One thing we all need to understand is that AI-produced content doesn’t have to be perfect to be commercially viable. Just good enough. The reality is if the reading and listening public just wanted Shakespeare there would be no publishing industry.


ByteDance, best known as the owner of the ever-controversial social media platform TikTok, is preparing for an IPO that could bring in more cash to a company already valued at $400 billion.

Per a report from Bloomberg, ByteDance is looking to increase its e-commerce operations 3-fold this year, to a USD equivalent value of $39.8 billion – and that’s excluding revenue from TikTok and Bytedance’s other operations outside China.

At which point some will be wondering what this has to do with publishing, so some snippets from a TNPS post back in June 2020:

When it comes to AI-narrated audio the publishing industry has a relaxed, even complacent stance. It will never happen. And when it does (the industry loves to deny something is possible whilst simultaneously explaining why it is doomed to fail) it will be unsellable rubbish.

Enter, stage left, TikTok. Or rather, TikTok owner ByteDance which, not content with disrupting the social media video industry, launched into social media music earlier this year and now aims to set the audiobook world on fire.

At what point we will see Bytedance launch an international version is anyone’s guess, but bear in mind how TilTok emerged from nowhere to become a global force. Bytedance knows how to play the wider world beyond the shores of the motherland.

Audiobooks? Big deal. Audible and Storytel have that market pretty much stitched up, we might think. But hold on. The TNPS report was significant not for this being yet another audiobook platform with delusions of grandeur, but because Bytedance has a USP the western book markets should be taking very seriously.

AI narration.

We of course don’t know how much of the ByteDance expansion plan, if any, will be focussed on its publishing endeavours, but a rising revenue tide raises all boats.

Fanqui Novels, owned by ByteDance, is handling the content and consumers can choose from “standard,” “emotional,” or “boutique” male or female AI narration to bring to life books across genres from fantasy to self-help.

Per TNPS, at start 2020 the China audiobook (inc. podcasting) market was valued at $1.1 billion, with end-2020 consumer numbers expected to have hit 562 million (no updates on that yet, as best I know).

The big question, per TNPS, is,

Can ByteDance’s AI-narrated content hit the mark and produce narrated audio that warrants cold hard cash being handed over to listen to?

My response then, and little to change here, was this:


We can safely say in 2020 we haven’t reached that stage yet with AI narration in the European languages, but I can only speculate if maybe the Chinese language lends itself better to AI narration, or if China’s tech guys are ahead of the curve.

It’s clear TikTok parent company ByteDance thinks this is a runner, and publishers, producers and narrators alike should be watching this closely. Because one thing we all need to understand is that AI-produced content doesn’t have to be perfect to be commercially viable. Just good enough.

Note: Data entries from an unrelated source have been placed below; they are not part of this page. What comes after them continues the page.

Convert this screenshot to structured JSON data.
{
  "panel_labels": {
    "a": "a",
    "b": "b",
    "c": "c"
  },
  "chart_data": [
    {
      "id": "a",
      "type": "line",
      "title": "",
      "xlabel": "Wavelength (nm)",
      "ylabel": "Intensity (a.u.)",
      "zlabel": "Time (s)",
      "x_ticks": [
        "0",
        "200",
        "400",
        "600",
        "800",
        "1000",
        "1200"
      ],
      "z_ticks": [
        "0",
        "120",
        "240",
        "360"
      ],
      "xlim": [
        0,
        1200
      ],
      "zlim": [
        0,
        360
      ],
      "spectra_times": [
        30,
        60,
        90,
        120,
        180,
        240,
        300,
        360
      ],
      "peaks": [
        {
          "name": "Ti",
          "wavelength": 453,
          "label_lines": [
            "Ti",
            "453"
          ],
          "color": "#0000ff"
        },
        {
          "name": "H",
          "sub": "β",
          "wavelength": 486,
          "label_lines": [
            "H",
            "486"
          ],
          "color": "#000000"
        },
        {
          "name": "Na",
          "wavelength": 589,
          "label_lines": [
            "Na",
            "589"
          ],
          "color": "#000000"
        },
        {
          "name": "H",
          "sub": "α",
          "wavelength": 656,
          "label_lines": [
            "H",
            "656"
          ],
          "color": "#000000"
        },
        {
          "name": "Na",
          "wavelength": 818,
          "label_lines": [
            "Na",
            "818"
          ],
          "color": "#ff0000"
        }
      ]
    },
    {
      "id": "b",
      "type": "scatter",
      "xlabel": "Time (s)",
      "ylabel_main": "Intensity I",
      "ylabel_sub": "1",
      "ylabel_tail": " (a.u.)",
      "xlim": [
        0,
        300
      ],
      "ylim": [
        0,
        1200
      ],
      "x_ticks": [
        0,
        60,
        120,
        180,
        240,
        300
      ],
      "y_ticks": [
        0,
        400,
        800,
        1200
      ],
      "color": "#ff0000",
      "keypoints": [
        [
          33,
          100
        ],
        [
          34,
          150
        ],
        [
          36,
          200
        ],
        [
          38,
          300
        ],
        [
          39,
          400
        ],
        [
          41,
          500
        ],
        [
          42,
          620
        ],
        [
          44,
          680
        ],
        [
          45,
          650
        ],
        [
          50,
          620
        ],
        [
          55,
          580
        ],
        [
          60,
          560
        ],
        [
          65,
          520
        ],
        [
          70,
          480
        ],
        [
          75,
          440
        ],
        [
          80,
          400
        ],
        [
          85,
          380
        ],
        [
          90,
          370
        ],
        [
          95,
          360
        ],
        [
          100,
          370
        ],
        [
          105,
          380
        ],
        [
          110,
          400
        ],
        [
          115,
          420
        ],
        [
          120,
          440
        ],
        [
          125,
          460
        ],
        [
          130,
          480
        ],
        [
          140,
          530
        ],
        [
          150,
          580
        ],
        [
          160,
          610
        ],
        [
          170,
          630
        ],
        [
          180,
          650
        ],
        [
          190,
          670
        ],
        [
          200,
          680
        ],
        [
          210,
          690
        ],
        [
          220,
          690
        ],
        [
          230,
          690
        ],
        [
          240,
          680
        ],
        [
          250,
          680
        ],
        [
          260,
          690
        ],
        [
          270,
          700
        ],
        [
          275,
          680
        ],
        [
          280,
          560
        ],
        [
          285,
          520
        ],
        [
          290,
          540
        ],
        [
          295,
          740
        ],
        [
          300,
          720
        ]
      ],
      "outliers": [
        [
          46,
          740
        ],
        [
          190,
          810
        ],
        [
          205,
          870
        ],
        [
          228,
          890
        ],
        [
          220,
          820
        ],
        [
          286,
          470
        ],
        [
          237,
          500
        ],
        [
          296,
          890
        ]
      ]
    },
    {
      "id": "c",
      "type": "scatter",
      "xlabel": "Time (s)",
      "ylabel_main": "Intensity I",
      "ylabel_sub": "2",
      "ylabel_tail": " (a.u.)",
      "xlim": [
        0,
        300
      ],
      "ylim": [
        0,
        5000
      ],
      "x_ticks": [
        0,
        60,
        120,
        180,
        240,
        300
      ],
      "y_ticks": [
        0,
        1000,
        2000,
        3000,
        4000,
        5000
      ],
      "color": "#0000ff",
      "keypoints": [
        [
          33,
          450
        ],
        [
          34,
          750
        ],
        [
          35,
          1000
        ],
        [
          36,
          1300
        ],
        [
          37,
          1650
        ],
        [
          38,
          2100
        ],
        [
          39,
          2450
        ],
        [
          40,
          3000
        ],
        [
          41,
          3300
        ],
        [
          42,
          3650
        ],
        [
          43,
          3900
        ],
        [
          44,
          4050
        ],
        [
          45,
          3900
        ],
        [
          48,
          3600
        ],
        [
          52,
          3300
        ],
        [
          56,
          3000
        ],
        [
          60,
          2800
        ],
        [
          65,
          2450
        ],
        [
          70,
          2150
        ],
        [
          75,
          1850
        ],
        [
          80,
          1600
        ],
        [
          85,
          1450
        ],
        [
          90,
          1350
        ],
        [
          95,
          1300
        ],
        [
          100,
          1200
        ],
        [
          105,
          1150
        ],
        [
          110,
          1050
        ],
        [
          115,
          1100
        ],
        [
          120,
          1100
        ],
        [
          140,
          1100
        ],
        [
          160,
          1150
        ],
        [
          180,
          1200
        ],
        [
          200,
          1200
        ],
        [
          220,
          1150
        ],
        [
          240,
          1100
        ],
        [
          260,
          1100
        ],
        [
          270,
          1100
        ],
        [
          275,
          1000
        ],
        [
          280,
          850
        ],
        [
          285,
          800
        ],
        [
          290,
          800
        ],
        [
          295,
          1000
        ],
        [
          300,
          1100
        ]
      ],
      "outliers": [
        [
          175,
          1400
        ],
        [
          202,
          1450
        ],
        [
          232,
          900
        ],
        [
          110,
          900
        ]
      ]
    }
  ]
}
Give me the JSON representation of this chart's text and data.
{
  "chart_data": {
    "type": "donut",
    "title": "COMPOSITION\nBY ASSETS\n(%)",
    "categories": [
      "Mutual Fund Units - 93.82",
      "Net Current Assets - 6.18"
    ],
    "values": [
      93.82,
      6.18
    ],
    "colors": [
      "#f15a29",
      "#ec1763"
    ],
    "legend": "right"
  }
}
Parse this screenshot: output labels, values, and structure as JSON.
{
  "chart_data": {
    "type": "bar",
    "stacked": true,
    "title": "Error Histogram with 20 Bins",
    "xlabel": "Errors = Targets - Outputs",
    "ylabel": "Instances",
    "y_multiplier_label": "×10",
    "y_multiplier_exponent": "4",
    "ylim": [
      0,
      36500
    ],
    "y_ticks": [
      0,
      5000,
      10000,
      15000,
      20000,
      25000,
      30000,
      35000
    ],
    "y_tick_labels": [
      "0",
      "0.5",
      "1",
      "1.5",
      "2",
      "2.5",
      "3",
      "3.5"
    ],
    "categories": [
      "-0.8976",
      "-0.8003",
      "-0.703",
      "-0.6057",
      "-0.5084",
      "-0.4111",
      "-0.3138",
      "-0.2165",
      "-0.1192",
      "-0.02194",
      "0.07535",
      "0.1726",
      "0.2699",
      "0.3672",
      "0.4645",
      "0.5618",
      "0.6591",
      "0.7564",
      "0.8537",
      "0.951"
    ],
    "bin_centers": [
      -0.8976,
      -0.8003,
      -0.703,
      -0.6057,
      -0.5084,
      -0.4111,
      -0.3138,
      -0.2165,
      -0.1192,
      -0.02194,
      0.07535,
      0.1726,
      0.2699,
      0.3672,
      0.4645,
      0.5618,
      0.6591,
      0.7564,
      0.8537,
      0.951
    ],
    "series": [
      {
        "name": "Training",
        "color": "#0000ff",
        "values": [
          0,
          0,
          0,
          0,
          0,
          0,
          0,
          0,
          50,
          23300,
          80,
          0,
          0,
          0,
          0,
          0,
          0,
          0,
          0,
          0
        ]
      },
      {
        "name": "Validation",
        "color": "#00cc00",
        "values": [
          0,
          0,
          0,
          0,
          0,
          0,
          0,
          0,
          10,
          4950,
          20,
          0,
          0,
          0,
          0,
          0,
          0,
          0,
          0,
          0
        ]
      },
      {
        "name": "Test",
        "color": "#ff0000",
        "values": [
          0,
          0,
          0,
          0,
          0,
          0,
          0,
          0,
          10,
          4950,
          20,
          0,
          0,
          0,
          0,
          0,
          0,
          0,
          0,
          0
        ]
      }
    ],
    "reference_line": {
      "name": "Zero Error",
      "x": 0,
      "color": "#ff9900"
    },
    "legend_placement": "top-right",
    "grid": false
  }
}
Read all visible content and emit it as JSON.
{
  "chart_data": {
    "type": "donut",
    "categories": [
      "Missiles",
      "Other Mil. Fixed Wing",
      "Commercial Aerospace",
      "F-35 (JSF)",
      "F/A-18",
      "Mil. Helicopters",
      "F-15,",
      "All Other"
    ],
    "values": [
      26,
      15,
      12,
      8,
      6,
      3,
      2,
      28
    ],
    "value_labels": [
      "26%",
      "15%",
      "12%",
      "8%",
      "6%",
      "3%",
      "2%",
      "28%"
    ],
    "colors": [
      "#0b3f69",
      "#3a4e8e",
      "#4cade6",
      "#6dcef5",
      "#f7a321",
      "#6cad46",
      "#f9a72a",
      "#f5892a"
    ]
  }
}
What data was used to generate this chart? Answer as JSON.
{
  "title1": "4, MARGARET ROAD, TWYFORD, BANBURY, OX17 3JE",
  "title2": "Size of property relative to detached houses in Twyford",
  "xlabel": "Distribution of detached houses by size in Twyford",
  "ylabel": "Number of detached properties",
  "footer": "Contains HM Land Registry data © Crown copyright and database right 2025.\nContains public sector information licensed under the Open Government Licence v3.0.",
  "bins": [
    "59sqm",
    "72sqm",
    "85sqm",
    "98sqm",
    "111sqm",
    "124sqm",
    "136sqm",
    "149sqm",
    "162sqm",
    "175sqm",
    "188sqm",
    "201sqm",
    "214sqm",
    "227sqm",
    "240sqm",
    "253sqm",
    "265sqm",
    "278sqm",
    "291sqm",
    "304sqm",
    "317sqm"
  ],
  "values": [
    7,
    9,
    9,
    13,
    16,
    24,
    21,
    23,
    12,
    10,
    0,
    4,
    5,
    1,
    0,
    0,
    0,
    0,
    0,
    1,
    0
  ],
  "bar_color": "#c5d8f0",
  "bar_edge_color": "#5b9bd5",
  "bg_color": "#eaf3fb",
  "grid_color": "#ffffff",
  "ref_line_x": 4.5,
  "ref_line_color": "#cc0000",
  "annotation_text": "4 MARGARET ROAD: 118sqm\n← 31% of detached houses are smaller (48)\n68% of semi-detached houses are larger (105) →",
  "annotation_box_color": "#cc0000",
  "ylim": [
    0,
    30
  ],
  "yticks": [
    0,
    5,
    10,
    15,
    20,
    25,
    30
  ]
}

I’m sure we can all point to mega-bucks authors whose books we regard as of laughable quality and that even the non-writers among us think they could have done better.

But the reality is if the reading and listening public just wanted Shakespeare there would be no publishing industry.

Trade publishing caters to a wide audience, many of whom want nothing more from a book than to be entertained and left feeling their money hadn’t been wasted.

If AI can deliver that then AI is ready to compete.

Be afraid. Be just a tiny bit afraid.